Sacred Tradition has of course always affirmed that Mary was also of Davidic descent, as indeed do her Talmudic defamers in their denunciations of her.
Be that as it may, it is notable that only four other women are mentioned in these sixteen verses, and all produced sons who then took their place in the line despite not being the progeny of their mothers' husbands.
Either illegitimate, or legitimised by the levirate law, they become sons of Abraham and, in the last case, a prince of the House of David, his natural father whom he succeeds and arguably even surpasses.

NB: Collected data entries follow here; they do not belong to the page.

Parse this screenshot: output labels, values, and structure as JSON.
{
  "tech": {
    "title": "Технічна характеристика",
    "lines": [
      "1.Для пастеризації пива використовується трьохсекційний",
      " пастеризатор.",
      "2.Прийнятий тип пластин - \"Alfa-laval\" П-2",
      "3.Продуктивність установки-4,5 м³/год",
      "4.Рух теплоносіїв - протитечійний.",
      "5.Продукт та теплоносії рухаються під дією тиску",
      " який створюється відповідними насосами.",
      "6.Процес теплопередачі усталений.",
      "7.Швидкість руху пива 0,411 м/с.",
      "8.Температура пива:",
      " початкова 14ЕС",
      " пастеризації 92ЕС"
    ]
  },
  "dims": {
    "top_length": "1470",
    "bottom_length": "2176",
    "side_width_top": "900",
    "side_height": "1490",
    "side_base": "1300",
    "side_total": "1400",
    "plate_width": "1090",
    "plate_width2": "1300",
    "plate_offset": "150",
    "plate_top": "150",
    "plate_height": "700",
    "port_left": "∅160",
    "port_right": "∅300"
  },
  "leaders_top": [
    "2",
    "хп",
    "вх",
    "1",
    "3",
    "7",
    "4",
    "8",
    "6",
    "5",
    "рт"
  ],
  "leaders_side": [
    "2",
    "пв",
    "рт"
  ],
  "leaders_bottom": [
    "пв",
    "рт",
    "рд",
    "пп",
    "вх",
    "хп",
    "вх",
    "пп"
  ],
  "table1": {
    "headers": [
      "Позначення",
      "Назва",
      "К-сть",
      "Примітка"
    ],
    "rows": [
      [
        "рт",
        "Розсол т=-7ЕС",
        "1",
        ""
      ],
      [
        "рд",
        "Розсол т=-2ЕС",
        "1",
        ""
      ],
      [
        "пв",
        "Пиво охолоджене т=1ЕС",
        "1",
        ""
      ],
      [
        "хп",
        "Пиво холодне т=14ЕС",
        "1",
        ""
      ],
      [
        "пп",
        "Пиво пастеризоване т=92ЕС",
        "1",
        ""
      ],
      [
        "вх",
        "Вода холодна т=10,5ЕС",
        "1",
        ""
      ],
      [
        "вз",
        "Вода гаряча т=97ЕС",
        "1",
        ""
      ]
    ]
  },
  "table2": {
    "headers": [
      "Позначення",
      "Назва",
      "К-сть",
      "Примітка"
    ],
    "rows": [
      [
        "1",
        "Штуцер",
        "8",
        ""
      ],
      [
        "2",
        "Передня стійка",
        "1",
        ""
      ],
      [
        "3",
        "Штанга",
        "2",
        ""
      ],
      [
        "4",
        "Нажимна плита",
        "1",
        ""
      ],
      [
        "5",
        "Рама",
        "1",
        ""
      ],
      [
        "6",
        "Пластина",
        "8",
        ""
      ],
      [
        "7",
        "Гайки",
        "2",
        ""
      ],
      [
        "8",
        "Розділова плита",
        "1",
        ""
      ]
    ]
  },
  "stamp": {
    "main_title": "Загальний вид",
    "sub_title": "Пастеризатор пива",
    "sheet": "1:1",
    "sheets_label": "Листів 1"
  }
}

Our Lady is the new Tamar, preventing the extinction of her people. Our Lady is the new Rahab, rescuing her people by her faith in the limitless power of God.
Our Lady is the new Ruth, her Magnificat echoing Ruth's expression of gratitude to Boaz. Our Lady is the new Bathsheba, bringing forth the new Solomon, Whose wisdom is as infinite as His judgement is universal.
And in order to be so, she and her Child are placed under the protection of, as Saint Matthew calls him in the concluding verses of today's Gospel, the "just man" who stands at the conclusion of those forty-two generations of personally imperfect, but nevertheless continuous and strictly legal, patriarchy and monarchy.